The gray rectangle in the bottom left corner is quite meaningless without the accept rate. It helps us to learn about the citizenship level of the OP. Because I like to be appreciated for sparing my time to give my suggestion to someone

Also it allows me to encourage other users to give their valuable answers to my questions by showing them Yes I have 100% accept rate. You will surely be valued if you could provide me with good answers

I am not saying this because I don't want to help the people with 0% accept rate. but what I think that is there should be loyality for the users who put their research to solve someone's problem.

What I have found is that most of the users only accepts answers, when they are asked to improve their accept rate. So at time, it's not shown on the posts, the users will not bother as much to accept the answers, somehow it could halt the good answers,

  • Good answers will not get appreciation.
  • It would be difficult to know which answer exactly solves the problem.
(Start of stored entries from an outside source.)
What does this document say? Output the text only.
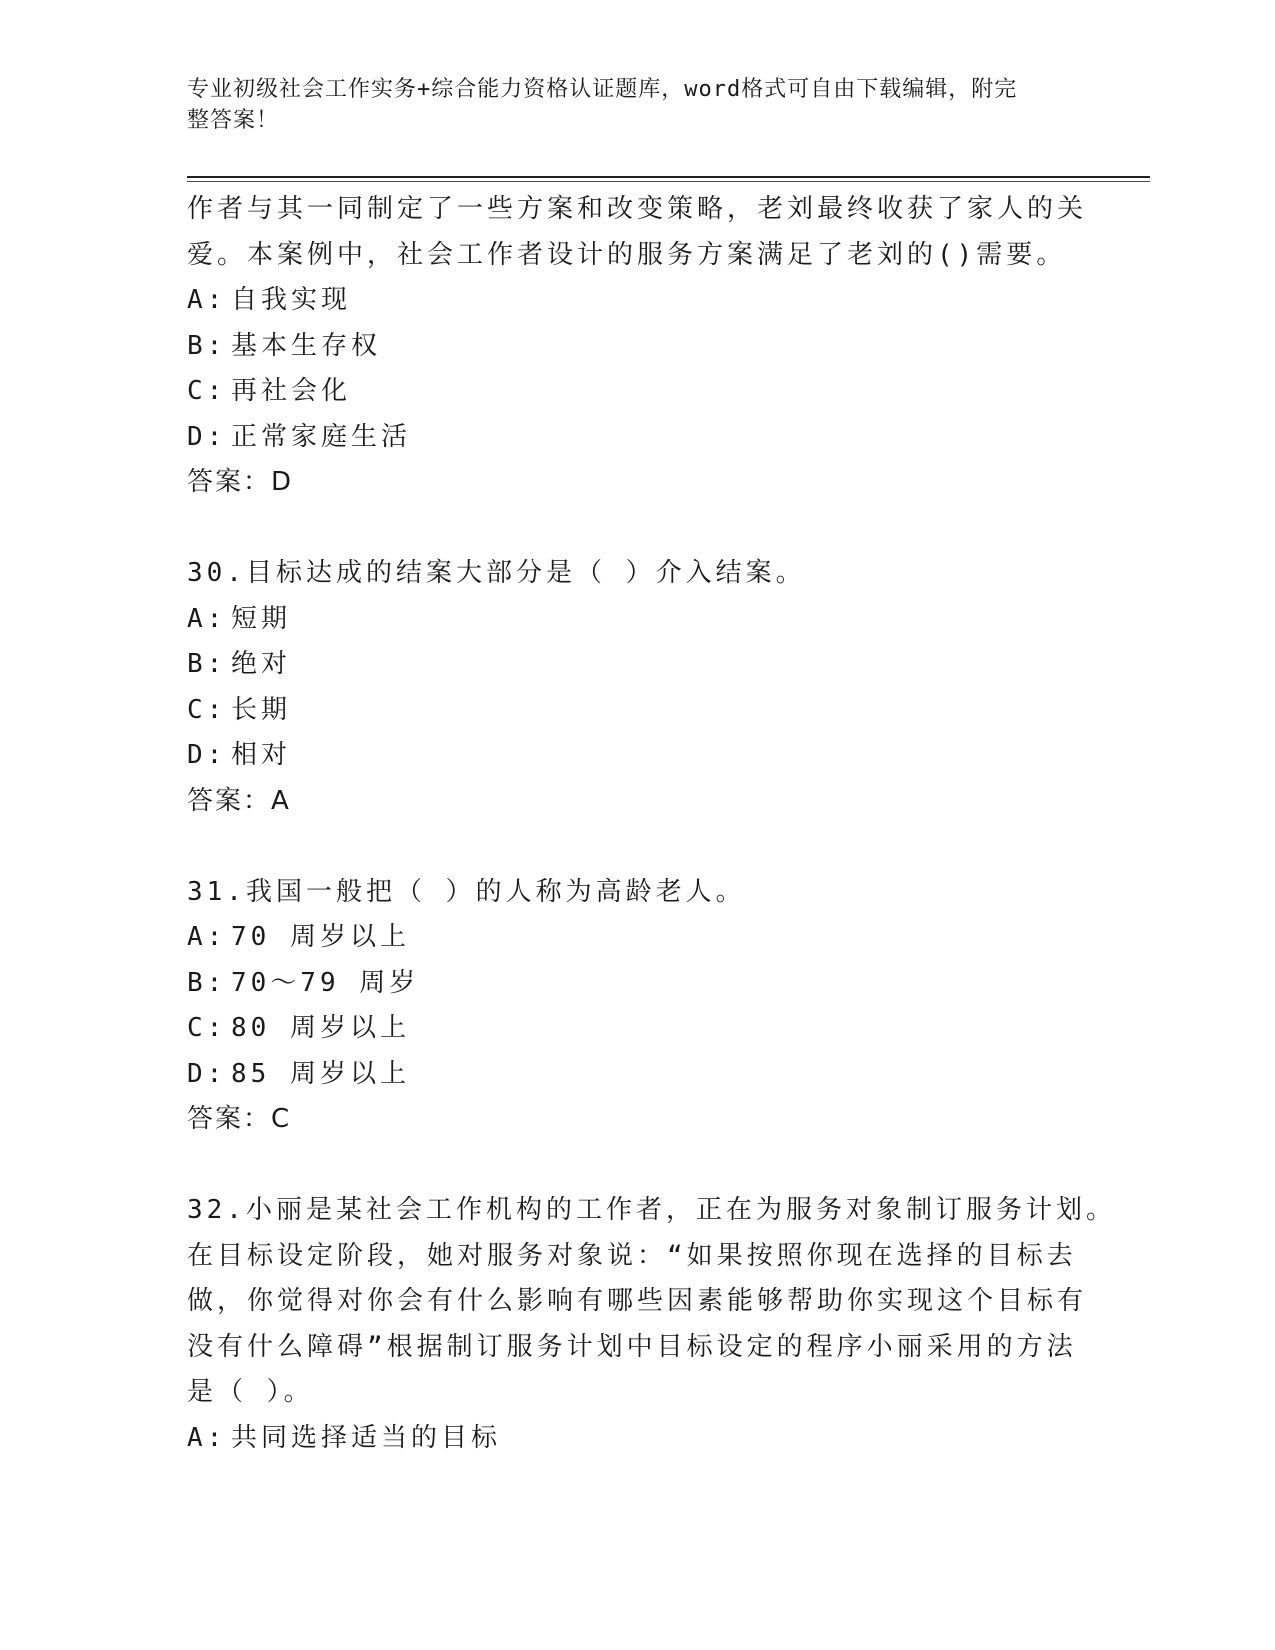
专业初级社会工作实务+综合能力资格认证题库，word格式可自由下载编辑，附完
整答案！
作者与其一同制定了一些方案和改变策略，老刘最终收获了家人的关
爱。本案例中，社会工作者设计的服务方案满足了老刘的()需要。
A: 自我实现
B: 基本生存权
C: 再社会化
D: 正常家庭生活
答案：D
30.目标达成的结案大部分是（ ）介入结案。
A: 短期
B: 绝对
C: 长期
D: 相对
答案：A
31.我国一般把（ ）的人称为高龄老人。
A: 70 周岁以上
B: 70～79 周岁
C: 80 周岁以上
D: 85 周岁以上
答案：C
32.小丽是某社会工作机构的工作者，正在为服务对象制订服务计划。
在目标设定阶段，她对服务对象说：“如果按照你现在选择的目标去
做，你觉得对你会有什么影响有哪些因素能够帮助你实现这个目标有
没有什么障碍”根据制订服务计划中目标设定的程序小丽采用的方法
是（ ）。
A: 共同选择适当的目标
So I don't think it's a good idea to just remove the Accept rate from the posts without providing a good alternative for it.

1
  • Having a 100% accept rate will not (or at least should not) impress other users into answering your questions. It is perfectly legitimate to have an accept rate much lower than 100%, particularly if you pose challenging questions.
    – user200500
    Feb 6, 2013 at 4:19
-3

If the end goal is to increase the amount of accepted answers, the straightforward way of accomplishing that is to award points for accepting answers.

7
  • 20
    ...like the 2 rep you get?
    – Bart
    Jan 26, 2013 at 19:05
  • Make it more like 20.
    – Apocalisp
    Jan 26, 2013 at 20:51
  • 1
    @Apocalisp - It has to be between 2 and 4 . Jan 26, 2013 at 21:07
  • 2
    @Adel Interesting, why the upper cap of 4? Jan 27, 2013 at 9:12
  • 1
    @Manishearth I guess to have less of an influence than a question upvote.
    – Bart
    Jan 27, 2013 at 9:16
  • @Bart - yes, that is it. Jan 27, 2013 at 16:14
  • 1
    @Apocalisp 20 rep is more than the answerer receives for solving the problem in the question.